Recordemos, para confirmar la idea de Barthes, los escasos nombres de autores de la Edad Media que conocemos y, en general, la cantidad de obras de arte de todo tipo de las que ignoramos el autor, o la profusión de la anonimia que, por unas u otras razones, existe en nuestra literatura medieval y de los Siglos de Oro. Recordemos asimismo la despreocupación de los autores medievales por sus obras, que vagaban manuscritas en pequeñísimas tiradas o en boca de los lectores, los cuales solían recitar la obra ante un auditorio analfabeto. Los textos, sujetos a variantes múltiples, estaban expuestos a la declamación (voz, gesto, representación), lo que infundía un nuevo y definitivo significado. En cambio, el prestigio del individuo y de los nombres propios llega a tal extremo en la actualidad que se conocen —suenan— muchos nombres de autores actuales de los que se ignora totalmente sus obras. La concepción del autor ha dependido de la visión de cada época. Como afirma Pozuelo Yvancos, la teoría del autor literario no es una, sino muchas, toda vez que depende de la función que cada época le ha asignado desde su experiencia estética: del anonimato medieval al individualismo del genio romántico, pasando por el valor renacentista del artifex o faber, el autor ingenioso del barroco que inaugura el Cide Hamete del Quijote, etc. (9).
Foucault, en ¿Qu'est-ce qu'un auteur? (10), sostiene que el autor debe ser despojado de su rol de artífice para pasar a ser analizado como una función compleja y variable, como una entidad discursiva que caracteriza cierto tipo de textos y que no se sitúa ni en la realidad ni en la ficción, sino en el borde mismo de los textos, marcando sus aristas, recortándolos, manifestando su modo se ser y de ser recibidos, en suma, caracterizándolos frente a otros enunciados en el interior de una sociedad. La noción de "autor" deriva de la exégesis cristiana según la cual se otorgaba autenticidad a los textos y de alguna manera se limitaba la plurisignificación irreductible de éstos, pero esta noción está sujeta a evolución. Foucault parte de dos argumentos. Primero, que no todo texto está provisto de la función-autor, pues existen miles de textos como cartas, contratos, declaraciones, borradores de obras, etc. que, aun firmadas, no se consideran "obras" del autor. Segundo, incluso en los textos considerados "obras", la función-autor está sujeta al devenir del tiempo, desde el anonimato medieval a la exaltación de la propiedad y el nombre propio en la actualidad, unido desde luego al naciente capitalismo y a una nueva clase social, la burguesía, que anhela la noción de "propiedad" desde el Renacimiento. Foucault sitúa a finales del siglo XVIII y comienzos del XIX el gran cambio acaecido en la apropiación del autor con respecto a su obra, coincidiendo con cierta problemática judicial: los textos comenzaron a tener autores cuando fueron susceptibles de ser castigados; no constituían bienes, sino acciones por las que el autor era responsable ante la ley. Sólo a partir de entonces la "obra" comienza a ser considerada como una mercancía y se regulan los derechos de autor. Ha habido oscilaciones entre distintos tipos de discursos. El momento de inflexión lo marcan los siglos XVII y XVIII. Antes, los textos literarios eran valorados sin importar demasiado el nombre del autor; en cambio, en los textos científicos, el valor de verdad dependía directamente de que fueran firmados. En los últimos siglos los textos científicos se han ido desprendiendo de la garantía de autor, mientras que en los literarios el prestigio de la autoría ha ido creciendo progresivamente. La función-autor se convierte en un signo pragmático clave a la hora de realizar una tipología de los discursos en función de las relaciones que establecen con su autor.

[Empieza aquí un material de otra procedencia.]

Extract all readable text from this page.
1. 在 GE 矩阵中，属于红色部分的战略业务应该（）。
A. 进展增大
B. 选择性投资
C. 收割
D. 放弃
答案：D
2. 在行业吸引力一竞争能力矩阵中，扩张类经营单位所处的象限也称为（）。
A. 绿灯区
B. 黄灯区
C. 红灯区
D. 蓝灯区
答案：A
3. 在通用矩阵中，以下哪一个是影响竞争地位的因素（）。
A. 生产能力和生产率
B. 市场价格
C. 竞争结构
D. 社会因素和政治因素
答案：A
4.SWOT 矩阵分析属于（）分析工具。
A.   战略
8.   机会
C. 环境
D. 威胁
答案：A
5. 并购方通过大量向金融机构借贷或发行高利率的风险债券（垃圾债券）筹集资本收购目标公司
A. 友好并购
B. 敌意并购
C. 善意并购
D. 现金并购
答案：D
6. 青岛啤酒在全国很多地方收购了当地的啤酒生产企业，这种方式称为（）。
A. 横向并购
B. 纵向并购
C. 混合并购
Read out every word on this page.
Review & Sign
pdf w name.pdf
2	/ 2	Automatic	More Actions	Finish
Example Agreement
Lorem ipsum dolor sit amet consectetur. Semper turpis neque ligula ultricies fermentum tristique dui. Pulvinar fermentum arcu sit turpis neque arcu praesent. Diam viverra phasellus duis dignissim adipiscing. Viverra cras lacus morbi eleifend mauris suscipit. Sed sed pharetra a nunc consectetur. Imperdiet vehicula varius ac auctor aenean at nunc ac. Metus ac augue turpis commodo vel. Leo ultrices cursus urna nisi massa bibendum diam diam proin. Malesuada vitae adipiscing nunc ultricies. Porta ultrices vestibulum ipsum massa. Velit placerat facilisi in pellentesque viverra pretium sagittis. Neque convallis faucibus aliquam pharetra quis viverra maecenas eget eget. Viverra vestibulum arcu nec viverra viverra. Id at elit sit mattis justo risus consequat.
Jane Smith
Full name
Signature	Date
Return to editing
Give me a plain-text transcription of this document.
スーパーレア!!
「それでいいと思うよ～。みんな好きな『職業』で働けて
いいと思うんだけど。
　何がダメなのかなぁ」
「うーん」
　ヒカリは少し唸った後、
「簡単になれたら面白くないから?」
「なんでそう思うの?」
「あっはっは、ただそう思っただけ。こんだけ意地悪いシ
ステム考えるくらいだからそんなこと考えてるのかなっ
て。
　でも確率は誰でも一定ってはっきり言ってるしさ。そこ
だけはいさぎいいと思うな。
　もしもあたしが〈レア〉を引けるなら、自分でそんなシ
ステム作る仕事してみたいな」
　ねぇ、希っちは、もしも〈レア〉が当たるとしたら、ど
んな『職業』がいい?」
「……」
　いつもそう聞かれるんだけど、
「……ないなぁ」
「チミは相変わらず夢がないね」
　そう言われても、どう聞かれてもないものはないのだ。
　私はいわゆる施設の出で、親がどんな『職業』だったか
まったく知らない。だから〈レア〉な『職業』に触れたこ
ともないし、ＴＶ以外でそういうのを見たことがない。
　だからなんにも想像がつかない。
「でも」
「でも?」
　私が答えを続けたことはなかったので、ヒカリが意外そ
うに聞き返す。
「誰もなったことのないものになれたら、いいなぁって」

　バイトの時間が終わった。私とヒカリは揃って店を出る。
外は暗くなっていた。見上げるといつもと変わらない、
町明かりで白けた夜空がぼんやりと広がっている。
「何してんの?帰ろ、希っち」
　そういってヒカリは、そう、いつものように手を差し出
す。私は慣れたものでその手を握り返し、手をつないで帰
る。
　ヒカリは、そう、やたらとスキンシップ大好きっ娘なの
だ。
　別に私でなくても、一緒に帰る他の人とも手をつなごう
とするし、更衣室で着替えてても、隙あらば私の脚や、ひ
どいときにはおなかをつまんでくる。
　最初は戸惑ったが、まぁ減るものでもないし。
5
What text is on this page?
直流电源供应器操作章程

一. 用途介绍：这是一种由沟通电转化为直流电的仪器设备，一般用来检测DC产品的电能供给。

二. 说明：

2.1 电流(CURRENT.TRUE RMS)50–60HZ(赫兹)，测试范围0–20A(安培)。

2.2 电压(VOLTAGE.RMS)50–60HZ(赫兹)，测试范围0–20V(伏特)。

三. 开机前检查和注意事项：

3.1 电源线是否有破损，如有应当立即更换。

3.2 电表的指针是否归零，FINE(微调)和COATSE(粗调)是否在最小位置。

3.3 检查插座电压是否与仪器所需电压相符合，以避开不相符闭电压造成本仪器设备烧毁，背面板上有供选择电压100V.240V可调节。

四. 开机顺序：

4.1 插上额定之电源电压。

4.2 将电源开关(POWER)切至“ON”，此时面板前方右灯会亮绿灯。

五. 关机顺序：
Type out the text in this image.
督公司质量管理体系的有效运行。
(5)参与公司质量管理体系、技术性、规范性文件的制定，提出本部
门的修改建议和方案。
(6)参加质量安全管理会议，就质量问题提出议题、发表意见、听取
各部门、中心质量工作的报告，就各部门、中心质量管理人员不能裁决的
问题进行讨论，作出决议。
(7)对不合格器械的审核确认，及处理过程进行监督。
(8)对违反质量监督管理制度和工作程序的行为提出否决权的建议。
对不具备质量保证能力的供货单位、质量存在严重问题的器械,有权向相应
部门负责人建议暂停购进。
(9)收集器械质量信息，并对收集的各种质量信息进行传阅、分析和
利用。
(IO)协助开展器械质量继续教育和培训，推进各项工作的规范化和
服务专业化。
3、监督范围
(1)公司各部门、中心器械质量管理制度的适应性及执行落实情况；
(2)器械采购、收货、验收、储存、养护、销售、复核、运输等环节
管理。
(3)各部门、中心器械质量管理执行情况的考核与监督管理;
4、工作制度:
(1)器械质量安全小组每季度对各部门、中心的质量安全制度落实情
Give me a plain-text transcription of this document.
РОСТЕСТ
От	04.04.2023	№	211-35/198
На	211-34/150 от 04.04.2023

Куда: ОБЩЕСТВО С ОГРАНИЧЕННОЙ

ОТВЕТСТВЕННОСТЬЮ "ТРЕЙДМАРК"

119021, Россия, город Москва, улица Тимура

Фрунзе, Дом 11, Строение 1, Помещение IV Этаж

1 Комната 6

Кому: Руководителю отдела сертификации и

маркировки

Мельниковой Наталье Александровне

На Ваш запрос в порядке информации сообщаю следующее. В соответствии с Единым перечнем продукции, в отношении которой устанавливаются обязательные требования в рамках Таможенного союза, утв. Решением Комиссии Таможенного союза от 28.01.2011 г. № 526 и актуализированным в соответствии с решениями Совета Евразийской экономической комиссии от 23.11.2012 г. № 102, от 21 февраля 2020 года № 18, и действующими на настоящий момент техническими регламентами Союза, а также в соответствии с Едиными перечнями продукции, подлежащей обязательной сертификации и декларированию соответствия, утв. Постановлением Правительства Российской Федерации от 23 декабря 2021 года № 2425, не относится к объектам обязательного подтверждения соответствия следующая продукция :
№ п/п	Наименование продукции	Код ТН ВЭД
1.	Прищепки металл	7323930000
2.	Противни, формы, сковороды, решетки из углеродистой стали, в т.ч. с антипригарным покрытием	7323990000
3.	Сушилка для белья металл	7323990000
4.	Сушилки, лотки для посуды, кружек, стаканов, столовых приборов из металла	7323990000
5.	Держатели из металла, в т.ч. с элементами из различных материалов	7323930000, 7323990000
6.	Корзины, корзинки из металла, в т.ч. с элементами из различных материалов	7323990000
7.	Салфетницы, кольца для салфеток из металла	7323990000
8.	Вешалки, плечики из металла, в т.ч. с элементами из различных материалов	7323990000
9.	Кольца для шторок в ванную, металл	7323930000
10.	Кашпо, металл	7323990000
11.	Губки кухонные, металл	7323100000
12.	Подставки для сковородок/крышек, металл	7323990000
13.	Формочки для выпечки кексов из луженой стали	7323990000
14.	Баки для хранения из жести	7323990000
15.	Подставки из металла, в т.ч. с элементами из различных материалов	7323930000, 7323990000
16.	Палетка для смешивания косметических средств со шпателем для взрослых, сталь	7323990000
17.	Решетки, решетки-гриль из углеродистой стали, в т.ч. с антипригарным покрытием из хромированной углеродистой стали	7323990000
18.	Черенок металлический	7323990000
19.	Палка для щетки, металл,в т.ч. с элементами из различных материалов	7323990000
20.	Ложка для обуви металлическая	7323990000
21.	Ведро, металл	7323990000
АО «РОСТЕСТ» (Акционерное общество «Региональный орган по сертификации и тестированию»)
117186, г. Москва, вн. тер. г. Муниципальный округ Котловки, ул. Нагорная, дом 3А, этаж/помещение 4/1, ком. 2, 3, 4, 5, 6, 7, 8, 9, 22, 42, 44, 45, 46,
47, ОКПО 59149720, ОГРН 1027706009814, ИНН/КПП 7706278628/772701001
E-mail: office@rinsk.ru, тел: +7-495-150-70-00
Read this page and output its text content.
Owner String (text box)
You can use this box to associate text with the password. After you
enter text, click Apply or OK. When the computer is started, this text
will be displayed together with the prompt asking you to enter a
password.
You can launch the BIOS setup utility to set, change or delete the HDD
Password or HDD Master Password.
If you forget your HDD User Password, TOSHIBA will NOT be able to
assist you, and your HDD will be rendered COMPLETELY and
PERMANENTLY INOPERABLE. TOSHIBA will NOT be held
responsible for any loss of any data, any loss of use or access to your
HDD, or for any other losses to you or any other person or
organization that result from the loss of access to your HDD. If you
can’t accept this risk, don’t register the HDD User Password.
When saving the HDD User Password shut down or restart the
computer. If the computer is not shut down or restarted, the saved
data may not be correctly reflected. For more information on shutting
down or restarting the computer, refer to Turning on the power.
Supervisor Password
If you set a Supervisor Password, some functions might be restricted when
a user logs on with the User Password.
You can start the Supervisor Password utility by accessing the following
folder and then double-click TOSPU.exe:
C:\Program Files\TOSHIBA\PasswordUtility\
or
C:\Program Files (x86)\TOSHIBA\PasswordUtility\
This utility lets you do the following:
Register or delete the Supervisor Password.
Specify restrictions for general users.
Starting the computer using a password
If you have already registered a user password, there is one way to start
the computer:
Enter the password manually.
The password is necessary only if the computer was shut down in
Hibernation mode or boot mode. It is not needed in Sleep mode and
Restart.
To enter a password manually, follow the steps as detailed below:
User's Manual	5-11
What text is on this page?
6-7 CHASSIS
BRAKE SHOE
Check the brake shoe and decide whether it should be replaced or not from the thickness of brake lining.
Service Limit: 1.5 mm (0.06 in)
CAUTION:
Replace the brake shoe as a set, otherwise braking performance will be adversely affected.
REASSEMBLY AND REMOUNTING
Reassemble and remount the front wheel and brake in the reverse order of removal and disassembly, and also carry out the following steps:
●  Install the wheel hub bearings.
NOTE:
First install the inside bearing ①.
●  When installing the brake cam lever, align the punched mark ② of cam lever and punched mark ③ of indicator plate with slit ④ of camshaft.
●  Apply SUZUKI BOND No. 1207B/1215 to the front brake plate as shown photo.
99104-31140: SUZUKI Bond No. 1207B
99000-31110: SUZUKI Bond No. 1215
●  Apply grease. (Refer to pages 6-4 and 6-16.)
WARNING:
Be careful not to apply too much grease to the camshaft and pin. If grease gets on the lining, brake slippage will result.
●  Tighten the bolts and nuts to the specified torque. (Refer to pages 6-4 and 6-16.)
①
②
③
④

Desde la estética de la recepción, W. Iser defiende un doble plano de la obra literaria: el artístico, que concierne al autor, y el estético, que involucra al lector. La obra se sitúa entre estos dos niveles. Se trata, en suma, de valorar las relaciones de la obra con sus intérpretes, donde realmente se cumple. El receptor de la obra artística rellena de significado los huecos del texto en un complejo proceso pragmático de lectura que actualiza el significado progresivamente, en la medida en que vamos leyendo (11).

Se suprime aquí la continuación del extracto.